On Monday in Baltimore, Californians Together is being honored for its work on behalf of English-learners by the Migration Policy Institute, which is also singling out three other entities for what it calls “exceptional immigrant integration initiatives.” As part of its recognition, Californians Together will be awarded $50,000.
The group formed in 1998, the same year that voters in California approved Proposition 227, a statewide measure that all but banned bilingual education programs in public schools. Shelly Spiegel-Coleman, the group’s executive director, has brought an array of education groups and advocates for poor children together to jointly advocate for the state’s 1.5 million English-learners—a quarter of California’s public school enrollment.

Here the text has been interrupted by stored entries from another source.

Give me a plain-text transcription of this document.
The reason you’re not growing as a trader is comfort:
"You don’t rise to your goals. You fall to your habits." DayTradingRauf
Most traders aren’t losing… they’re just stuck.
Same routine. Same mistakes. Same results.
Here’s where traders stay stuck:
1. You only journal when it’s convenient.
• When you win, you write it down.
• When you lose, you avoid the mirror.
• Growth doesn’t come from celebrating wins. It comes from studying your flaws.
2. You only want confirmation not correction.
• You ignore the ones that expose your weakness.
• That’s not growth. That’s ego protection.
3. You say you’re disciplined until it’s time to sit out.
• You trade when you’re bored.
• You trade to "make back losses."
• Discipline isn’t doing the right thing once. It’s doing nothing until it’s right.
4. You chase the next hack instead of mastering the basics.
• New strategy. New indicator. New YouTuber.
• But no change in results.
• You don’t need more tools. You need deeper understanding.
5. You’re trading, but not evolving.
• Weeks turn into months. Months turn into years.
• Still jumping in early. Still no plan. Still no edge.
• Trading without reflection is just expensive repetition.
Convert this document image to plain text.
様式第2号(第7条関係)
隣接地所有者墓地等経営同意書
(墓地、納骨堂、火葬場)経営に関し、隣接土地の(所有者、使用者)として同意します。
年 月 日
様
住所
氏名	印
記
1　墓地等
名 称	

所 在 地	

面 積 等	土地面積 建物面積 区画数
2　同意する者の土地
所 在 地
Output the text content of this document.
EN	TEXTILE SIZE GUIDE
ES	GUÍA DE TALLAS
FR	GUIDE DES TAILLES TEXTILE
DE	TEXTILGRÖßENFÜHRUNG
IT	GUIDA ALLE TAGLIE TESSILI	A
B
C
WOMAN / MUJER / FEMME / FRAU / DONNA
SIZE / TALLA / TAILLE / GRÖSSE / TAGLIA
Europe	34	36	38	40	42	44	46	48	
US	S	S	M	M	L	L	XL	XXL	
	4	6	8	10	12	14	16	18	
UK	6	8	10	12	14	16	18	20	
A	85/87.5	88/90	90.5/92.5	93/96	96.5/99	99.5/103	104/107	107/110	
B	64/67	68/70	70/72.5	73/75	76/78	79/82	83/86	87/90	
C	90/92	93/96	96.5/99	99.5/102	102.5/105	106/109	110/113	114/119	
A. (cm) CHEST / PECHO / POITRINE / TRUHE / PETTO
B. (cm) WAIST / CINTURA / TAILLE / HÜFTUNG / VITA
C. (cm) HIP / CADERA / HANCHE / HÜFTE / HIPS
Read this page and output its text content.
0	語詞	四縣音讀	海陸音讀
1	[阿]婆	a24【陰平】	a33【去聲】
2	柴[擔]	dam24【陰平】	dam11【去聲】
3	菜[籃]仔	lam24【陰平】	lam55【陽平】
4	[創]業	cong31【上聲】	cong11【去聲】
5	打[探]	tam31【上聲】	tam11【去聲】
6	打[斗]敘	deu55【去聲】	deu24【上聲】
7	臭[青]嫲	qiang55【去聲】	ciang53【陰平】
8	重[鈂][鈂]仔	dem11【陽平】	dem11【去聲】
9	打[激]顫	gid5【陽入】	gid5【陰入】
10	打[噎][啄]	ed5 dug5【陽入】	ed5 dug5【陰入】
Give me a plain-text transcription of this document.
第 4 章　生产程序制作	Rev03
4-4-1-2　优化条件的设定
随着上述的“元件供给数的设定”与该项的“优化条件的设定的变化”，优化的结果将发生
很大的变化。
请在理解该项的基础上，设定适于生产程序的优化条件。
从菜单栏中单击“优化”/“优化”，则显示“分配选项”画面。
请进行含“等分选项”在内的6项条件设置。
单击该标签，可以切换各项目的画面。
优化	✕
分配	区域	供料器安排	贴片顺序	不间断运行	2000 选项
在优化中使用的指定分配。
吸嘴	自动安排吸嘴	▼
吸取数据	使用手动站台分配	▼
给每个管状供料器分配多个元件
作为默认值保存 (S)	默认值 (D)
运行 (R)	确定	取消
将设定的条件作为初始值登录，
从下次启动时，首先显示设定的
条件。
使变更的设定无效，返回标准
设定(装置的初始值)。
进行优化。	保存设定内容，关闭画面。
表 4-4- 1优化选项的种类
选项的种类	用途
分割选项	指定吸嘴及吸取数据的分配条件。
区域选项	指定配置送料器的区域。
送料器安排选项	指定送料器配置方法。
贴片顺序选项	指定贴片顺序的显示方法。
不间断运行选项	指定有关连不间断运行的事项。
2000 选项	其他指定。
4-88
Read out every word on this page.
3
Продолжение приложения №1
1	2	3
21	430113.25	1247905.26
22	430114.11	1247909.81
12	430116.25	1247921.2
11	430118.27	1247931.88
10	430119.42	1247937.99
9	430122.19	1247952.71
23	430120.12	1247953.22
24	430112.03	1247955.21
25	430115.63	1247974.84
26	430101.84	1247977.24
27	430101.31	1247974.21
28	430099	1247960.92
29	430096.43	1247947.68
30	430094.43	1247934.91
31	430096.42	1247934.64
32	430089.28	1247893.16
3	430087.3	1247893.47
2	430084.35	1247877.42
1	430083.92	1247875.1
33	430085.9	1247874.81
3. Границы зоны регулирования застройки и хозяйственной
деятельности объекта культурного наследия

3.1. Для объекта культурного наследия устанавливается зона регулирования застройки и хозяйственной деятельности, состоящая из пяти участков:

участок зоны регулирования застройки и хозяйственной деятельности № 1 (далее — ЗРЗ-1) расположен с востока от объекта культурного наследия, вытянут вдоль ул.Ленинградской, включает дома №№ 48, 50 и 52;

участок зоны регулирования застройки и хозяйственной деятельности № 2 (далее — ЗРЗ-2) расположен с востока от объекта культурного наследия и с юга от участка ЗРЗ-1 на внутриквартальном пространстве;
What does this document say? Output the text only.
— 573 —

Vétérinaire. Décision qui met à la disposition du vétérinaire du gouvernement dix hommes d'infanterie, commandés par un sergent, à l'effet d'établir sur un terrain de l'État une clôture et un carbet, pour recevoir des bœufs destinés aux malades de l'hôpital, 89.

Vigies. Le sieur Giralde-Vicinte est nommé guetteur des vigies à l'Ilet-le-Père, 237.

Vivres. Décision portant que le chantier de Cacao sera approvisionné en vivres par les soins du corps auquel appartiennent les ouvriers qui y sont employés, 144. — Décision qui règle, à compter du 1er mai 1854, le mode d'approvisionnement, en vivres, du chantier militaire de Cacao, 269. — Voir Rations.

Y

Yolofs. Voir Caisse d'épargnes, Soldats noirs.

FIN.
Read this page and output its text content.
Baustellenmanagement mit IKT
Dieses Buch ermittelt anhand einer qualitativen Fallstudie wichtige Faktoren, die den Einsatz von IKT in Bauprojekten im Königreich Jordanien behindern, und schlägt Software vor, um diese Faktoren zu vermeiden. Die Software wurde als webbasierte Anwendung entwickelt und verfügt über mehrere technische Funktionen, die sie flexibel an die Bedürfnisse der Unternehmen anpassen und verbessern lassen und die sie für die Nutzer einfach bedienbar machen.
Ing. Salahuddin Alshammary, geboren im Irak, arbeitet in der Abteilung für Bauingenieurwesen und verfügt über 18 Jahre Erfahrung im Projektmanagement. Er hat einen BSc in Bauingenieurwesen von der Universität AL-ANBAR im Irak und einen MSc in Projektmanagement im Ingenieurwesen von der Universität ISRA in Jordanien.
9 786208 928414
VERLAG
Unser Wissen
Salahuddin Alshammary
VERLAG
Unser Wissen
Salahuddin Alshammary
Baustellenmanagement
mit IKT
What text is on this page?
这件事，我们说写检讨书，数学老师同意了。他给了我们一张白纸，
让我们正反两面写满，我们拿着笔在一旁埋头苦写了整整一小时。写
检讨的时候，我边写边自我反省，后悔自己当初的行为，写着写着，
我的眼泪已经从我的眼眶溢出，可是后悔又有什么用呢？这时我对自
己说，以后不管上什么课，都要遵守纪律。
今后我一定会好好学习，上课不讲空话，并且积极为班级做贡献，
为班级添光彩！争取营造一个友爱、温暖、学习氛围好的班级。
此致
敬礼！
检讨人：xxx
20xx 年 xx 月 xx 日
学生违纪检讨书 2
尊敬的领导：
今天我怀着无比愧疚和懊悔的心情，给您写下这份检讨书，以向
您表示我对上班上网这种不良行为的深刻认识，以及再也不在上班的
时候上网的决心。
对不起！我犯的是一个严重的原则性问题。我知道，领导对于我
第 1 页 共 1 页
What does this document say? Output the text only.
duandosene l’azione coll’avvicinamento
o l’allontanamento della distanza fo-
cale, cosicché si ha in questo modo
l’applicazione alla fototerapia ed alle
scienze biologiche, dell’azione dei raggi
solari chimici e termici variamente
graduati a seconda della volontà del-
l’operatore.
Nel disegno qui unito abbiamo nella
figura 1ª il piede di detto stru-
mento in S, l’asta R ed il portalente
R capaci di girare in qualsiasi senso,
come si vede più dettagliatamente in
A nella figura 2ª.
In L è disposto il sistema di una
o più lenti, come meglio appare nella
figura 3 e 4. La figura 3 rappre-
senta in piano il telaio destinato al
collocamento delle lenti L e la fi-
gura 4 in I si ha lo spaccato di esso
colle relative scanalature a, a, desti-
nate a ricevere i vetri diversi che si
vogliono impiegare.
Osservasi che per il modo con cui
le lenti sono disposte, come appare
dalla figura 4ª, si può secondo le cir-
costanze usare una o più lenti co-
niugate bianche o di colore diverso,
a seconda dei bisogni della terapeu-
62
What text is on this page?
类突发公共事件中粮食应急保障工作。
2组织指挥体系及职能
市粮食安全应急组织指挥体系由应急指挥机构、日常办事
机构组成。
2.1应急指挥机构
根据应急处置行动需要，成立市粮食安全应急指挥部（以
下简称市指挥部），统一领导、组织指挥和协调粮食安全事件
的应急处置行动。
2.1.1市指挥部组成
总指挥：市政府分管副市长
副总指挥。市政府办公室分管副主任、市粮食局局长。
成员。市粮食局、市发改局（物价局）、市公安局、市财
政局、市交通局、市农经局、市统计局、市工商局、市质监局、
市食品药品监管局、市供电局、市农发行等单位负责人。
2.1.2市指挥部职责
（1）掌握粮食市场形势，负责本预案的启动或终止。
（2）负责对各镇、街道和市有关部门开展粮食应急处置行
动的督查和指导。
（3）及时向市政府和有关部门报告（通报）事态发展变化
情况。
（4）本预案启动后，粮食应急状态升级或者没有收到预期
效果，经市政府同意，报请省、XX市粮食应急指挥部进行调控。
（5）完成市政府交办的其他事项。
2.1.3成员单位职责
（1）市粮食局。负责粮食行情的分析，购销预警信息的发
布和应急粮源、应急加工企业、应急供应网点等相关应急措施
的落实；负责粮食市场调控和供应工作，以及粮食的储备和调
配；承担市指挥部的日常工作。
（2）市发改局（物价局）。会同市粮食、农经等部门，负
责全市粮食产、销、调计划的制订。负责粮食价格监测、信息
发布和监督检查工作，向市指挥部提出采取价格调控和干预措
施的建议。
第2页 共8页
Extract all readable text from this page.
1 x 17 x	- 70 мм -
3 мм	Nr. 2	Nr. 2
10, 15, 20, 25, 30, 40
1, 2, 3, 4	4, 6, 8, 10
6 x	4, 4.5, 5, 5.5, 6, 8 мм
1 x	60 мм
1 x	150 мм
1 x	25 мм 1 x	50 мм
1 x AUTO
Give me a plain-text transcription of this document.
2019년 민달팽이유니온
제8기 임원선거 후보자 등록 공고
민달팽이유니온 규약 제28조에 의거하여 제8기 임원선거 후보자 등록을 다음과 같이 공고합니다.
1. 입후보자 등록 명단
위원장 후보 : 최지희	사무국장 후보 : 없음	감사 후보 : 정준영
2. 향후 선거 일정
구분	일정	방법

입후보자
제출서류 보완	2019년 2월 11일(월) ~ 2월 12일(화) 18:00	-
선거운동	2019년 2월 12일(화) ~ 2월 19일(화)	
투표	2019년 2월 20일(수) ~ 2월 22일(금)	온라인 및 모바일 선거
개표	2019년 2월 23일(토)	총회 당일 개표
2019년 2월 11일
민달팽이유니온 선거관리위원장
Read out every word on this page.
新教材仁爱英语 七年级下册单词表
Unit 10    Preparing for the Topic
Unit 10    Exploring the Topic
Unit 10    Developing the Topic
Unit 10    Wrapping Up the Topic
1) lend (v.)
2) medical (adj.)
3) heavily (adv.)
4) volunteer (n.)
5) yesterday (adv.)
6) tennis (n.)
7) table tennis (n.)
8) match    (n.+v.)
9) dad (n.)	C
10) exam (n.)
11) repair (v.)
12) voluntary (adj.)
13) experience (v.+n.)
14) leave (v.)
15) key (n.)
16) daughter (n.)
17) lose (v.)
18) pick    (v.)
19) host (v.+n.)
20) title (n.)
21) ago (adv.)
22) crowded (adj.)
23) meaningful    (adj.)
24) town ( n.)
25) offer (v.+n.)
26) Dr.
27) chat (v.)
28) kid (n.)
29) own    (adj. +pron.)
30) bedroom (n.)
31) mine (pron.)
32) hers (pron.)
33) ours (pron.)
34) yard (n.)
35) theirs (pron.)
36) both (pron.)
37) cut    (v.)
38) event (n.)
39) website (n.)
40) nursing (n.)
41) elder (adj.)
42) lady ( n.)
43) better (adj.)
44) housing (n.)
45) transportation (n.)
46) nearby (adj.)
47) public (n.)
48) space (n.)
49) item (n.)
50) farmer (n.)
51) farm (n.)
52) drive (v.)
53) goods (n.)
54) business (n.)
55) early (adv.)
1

Through its development and strong advocacy for a “seal of biliteracy,” Californians Together are very deftly helping to change the mindset that having a primary language that is not English is an asset, not a deficit that must be overcome. This year, both California and New York began offering the special seal to high school graduates who demonstrate proficiency in English and at least one other language. The group conceived of the biliteracy seal and has been a strong advocate for other states to adopt a special recognition of students with multilingual skills, including those who demonstrate proficiency in American Sign Language. The seal is intended for all students, including ELLs.
But where the group stands to make its biggest mark on education policy is for those English-language learners who, for years, have been stalled in their progress toward becoming fluent. Within another week, California Gov. Jerry Brown must act on legislation that Californians Together wrote to require the state education department to break out and report data annually on long-term English-learners—tens of thousands statewide—for every school district. The measure would also create a common, statewide definition for long-term ELL students. Students at risk of becoming long-term ELLs would also be flagged. I wrote about the effort in this week’s issue of Education Week.
A version of this news article first appeared in the Learning the Language blog.